The crimes to which Hong pleaded guilty are violations of Article 128 of the Uniform Code of Military Justice, which deals with assault.
“Cadet Hong will now have a federal conviction on his record,” the academy said in a news release.
Before Hong was sentenced, the victim read a statement, saying that he “completely betrayed my trust as one of my closest friends at USAFA.”
She said she hoped Hong’s court-martial would help her deal with what had happened.
“His crimes have taken a negative toll on all aspects of my life and left me to further deal with self-hate and confusion,” she said. “After losing my friends, I felt alone and devastated and withdrew from everyone and everything around me.
“Mentally and emotionally drained, the semester after the event has been my worst semester at USAFA with academics and military aspects suffering, not being on any honors list for the first time. I am still in disbelief that this has happened to me and feel displaced in the Cadet Wing and with the Korean American community within.”

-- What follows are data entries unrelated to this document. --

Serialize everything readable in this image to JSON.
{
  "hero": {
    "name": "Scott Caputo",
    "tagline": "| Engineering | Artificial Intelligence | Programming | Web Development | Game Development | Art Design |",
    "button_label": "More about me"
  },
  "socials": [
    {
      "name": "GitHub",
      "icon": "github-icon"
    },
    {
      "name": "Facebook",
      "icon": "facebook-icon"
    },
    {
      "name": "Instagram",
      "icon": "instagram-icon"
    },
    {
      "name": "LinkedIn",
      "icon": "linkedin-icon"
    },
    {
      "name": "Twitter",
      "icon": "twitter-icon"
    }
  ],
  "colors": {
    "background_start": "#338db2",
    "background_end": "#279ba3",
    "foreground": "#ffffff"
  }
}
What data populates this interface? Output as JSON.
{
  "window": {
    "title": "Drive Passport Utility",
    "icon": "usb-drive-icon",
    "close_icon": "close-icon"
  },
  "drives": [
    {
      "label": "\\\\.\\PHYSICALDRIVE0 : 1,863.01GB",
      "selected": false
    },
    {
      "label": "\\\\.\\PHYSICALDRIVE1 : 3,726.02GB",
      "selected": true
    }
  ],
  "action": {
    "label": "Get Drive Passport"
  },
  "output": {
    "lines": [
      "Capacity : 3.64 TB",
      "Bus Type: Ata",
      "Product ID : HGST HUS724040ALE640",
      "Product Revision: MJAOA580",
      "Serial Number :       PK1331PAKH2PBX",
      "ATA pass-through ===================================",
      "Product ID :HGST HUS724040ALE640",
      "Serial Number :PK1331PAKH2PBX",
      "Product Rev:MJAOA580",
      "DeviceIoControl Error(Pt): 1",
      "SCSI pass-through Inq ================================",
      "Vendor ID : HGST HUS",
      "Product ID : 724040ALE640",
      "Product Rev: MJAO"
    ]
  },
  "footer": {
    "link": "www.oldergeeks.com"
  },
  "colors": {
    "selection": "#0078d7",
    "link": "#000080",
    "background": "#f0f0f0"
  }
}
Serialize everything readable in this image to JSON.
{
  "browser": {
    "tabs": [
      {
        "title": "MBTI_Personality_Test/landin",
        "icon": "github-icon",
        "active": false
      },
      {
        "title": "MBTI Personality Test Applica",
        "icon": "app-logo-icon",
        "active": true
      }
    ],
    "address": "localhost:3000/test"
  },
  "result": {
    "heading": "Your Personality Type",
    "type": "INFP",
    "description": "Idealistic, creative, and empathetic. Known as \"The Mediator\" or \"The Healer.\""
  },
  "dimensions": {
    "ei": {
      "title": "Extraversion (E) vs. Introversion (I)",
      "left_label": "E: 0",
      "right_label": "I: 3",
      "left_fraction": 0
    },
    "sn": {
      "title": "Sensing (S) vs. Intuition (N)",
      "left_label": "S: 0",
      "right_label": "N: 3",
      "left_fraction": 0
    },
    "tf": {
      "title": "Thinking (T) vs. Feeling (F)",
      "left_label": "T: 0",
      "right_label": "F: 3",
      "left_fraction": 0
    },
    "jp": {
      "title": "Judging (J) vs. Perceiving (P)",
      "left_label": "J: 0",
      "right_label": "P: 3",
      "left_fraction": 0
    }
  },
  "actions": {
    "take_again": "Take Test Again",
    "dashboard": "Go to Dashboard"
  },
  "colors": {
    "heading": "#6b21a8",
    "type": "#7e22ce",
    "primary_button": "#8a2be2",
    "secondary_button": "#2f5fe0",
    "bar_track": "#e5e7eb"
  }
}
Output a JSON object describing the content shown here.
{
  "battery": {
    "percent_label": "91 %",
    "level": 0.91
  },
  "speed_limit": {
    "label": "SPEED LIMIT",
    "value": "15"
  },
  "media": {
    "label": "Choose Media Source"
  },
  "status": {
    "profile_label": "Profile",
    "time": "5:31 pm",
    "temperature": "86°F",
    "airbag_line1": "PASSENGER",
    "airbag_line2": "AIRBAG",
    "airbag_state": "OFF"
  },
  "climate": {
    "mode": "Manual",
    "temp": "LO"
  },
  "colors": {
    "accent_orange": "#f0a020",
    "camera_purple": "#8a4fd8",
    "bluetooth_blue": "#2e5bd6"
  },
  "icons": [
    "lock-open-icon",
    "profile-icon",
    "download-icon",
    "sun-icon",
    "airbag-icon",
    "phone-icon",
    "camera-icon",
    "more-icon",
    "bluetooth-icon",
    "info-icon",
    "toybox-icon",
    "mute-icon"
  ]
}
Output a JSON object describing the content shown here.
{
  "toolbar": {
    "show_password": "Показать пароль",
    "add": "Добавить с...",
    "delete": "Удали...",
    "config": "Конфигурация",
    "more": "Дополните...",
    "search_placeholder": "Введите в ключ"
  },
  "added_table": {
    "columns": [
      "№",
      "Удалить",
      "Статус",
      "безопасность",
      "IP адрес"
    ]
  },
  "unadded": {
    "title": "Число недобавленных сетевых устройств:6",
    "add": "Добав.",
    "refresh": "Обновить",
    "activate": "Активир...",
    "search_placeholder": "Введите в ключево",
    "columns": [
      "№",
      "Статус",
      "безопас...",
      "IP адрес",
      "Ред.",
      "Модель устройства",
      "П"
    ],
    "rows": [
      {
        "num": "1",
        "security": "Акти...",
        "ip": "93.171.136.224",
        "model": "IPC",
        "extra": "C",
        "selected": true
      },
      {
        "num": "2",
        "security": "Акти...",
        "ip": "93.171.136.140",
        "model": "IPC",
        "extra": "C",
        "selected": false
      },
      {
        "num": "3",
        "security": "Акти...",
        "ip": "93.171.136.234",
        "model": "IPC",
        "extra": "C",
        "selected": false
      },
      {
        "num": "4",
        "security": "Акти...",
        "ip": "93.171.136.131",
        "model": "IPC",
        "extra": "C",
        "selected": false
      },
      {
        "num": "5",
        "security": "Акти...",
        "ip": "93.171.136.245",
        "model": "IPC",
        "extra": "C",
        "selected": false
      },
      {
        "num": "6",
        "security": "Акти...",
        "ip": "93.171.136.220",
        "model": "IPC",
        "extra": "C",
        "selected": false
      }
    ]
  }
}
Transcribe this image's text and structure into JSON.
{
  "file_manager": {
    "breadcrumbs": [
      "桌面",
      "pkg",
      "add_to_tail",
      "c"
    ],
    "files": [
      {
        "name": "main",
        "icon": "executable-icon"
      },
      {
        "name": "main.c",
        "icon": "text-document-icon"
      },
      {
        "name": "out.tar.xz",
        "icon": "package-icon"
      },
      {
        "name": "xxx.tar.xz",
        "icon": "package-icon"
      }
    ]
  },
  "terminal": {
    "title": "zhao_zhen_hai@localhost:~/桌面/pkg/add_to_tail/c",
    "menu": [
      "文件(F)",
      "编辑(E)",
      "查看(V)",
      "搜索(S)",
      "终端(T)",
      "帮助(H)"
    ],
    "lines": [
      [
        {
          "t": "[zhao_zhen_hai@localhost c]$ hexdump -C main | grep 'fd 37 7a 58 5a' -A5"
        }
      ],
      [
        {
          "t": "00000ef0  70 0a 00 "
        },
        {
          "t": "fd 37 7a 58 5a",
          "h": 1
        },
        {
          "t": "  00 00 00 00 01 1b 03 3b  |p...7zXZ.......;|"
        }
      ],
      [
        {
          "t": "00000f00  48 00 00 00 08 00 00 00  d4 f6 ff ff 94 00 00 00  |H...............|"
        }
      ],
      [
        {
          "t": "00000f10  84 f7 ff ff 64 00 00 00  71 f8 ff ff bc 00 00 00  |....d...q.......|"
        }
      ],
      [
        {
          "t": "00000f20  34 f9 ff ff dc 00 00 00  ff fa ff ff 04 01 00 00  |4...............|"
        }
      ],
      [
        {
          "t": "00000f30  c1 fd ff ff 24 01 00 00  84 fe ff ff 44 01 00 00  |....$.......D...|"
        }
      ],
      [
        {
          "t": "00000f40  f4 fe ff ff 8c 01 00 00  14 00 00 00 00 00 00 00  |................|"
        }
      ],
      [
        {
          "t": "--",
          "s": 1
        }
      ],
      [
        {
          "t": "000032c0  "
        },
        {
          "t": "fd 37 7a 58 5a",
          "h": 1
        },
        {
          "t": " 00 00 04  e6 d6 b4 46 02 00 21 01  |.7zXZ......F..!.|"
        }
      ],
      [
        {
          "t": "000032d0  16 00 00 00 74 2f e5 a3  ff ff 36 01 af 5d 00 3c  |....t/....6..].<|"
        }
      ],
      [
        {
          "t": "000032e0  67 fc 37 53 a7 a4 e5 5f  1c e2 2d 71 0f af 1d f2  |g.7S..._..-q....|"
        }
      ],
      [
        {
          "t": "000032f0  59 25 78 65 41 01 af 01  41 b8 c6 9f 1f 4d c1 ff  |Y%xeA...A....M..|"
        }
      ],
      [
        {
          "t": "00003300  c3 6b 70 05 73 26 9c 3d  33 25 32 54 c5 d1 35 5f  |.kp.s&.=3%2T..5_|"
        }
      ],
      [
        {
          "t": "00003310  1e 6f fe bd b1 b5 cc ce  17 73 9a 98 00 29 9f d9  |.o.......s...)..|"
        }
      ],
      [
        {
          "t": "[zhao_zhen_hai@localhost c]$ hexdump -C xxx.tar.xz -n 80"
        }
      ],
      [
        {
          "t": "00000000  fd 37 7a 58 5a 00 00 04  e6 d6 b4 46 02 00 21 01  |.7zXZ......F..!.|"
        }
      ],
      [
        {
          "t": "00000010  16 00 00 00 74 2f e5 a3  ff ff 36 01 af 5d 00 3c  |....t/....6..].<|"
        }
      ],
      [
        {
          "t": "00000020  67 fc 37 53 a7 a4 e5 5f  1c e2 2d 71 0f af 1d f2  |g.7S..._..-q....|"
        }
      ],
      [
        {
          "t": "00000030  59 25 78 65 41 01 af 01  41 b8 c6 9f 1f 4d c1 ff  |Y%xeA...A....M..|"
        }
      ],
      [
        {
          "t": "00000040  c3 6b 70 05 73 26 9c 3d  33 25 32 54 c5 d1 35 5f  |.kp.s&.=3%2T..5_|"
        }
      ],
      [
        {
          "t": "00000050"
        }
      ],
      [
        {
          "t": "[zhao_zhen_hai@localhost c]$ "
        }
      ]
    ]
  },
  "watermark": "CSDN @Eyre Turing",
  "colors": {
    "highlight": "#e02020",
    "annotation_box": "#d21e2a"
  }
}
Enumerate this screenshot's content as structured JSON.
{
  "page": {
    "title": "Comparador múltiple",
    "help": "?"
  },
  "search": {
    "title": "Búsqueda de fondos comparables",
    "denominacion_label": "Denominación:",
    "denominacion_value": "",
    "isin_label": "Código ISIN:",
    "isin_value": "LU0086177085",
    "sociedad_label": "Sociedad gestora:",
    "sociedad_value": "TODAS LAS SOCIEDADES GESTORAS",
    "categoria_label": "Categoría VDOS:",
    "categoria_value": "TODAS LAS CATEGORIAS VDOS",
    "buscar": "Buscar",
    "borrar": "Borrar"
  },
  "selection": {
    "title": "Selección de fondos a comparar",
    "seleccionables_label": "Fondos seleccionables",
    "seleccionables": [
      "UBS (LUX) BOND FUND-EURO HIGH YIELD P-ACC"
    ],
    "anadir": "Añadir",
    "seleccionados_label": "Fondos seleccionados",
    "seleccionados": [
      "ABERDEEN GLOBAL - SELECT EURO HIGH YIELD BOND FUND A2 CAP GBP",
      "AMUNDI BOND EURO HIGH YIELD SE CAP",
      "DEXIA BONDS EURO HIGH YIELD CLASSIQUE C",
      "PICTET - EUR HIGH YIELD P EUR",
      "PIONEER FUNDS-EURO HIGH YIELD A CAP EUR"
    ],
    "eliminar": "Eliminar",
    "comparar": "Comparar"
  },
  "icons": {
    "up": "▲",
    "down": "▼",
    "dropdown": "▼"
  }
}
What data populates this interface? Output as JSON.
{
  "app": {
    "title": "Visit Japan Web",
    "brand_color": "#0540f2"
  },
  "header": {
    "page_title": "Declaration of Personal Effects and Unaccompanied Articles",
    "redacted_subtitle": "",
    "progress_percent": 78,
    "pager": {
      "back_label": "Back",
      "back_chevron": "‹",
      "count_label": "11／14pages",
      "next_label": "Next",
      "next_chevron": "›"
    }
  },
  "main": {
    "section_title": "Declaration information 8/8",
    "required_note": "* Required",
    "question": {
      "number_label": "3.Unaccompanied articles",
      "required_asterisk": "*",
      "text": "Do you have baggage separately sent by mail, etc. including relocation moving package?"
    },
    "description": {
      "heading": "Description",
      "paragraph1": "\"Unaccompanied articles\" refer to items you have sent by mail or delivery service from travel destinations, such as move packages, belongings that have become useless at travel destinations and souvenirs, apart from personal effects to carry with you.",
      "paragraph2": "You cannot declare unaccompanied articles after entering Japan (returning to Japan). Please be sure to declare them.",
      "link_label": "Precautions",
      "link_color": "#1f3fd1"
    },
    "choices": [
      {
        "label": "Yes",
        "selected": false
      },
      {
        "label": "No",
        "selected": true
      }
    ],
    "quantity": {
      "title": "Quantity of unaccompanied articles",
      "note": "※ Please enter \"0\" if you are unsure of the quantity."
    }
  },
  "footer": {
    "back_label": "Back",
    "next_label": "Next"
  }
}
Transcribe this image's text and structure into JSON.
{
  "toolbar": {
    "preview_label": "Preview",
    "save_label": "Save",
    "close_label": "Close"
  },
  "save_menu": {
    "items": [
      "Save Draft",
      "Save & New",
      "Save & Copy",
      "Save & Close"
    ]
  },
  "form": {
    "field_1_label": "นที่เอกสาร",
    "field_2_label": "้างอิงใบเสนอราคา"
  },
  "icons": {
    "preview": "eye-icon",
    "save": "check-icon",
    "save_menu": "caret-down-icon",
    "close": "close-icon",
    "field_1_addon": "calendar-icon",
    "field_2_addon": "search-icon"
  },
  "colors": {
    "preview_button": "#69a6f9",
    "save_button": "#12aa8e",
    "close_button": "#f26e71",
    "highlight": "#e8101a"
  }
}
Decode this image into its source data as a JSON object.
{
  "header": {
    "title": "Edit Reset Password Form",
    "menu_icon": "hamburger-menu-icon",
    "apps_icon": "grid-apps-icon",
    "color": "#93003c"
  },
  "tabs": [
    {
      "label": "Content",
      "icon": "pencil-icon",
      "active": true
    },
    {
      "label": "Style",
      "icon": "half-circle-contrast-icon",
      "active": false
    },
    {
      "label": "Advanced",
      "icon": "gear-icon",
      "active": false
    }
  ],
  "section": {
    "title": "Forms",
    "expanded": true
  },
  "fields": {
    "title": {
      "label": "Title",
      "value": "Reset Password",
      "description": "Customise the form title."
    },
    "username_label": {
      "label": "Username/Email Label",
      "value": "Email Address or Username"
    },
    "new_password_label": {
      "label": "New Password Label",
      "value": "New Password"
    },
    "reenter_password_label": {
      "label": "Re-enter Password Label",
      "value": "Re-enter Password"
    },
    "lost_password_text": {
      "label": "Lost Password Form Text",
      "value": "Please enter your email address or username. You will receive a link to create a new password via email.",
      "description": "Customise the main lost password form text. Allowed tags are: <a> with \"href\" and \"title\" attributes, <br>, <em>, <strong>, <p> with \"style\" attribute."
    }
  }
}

Hong’s mother also addressed the court, pleading with Judge Matthew Talcott to have mercy on her son.
“After this incident, I’ve had a lot of time to talk to my son, so I know that he’s very, very remorseful,” she said through a translator.
“I beg for your leniency and forgiveness so that he can recover from his mistake and become a positive person in the future and contribute to society.”
Hong also asked the judge to limit his confinement and apologized to the woman, who was sitting in the courtroom.
“I know that I hurt you. I know that I made poor decisions. I will regret those decisions for the rest of my life.”